Es ist auch wichtig zu betonen, dass in dieses Kalkül nicht die positiven Effekte einer höheren Erwerbstätigkeit im Alter auf die gesamtwirtschaftliche Aktivität eingehen. Aus dieser Perspektive stellen auf individuellen Anreizgesichtspunkten basierende Ab- und Zuschläge immer noch eine Untergrenze dar.

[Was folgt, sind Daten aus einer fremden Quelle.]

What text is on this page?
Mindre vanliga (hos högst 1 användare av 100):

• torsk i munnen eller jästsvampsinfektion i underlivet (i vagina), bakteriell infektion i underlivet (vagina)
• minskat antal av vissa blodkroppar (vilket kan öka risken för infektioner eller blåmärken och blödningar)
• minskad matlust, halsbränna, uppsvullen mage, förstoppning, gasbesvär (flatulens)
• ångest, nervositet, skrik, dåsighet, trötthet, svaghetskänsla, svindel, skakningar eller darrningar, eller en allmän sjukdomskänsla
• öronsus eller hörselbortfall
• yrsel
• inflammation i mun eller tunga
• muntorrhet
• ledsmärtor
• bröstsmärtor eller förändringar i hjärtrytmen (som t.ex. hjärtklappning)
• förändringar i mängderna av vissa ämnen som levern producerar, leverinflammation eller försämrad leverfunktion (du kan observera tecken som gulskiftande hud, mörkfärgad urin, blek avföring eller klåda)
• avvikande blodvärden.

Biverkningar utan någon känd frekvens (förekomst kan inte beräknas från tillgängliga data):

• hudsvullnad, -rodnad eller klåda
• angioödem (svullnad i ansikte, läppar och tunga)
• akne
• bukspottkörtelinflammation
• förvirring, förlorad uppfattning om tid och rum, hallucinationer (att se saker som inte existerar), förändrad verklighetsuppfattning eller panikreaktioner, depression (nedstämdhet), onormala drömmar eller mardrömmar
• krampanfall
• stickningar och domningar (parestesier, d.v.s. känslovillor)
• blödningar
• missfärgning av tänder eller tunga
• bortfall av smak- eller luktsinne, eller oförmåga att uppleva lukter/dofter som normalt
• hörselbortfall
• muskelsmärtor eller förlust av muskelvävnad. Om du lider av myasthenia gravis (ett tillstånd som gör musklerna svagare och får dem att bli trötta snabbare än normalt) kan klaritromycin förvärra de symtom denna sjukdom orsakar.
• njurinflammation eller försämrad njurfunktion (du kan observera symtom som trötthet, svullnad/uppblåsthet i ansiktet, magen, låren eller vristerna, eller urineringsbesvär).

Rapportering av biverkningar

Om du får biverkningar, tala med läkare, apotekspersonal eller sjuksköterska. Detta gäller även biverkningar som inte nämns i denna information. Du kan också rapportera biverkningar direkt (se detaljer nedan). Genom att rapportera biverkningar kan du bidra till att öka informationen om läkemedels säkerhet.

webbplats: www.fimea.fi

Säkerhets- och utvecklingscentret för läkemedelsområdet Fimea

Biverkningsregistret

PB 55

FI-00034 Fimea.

Außerdem sollte diese Funktion, wie von den IfW-Ökonomen vorgeschlagen, an die fernere Restlebenserwartung gekoppelt sein. Die koordinierte Bevölkerungsprognose des Statistischen Bundesamtes (Destatis) gibt darüber Auskunft. Schließlich werden auch andere Größen der Rentenversicherung an statistische Werte gekoppelt, wie beispielsweise der Nachhaltigkeitsfaktor. Ähnlich ist das Regelrenteneintrittsalter implizit an die Lebenserwartung gekoppelt. Statt einer Festschreibung, wie es die jetzige Gesetzgebung vorsieht, wäre eine direkte Indizierung auch hier sinnvoller, da sie sich automatisch an neue Prognosen anpasst.
Eine solche Indizierung käme dem nahe, was eine Versicherungsgesellschaft sinnvollerweise tun würde. Steigt die fernere Lebenserwartung, würden die Ab- und Zuschläge so automatisch sinken, und andersherum steigen, wenn die Lebenserwartung sinken würde.
Alexander Ludwig ist Programmdirektor „Macro Finance – Monetary Policy and Fiscal Stability“ am Research Center SAFE.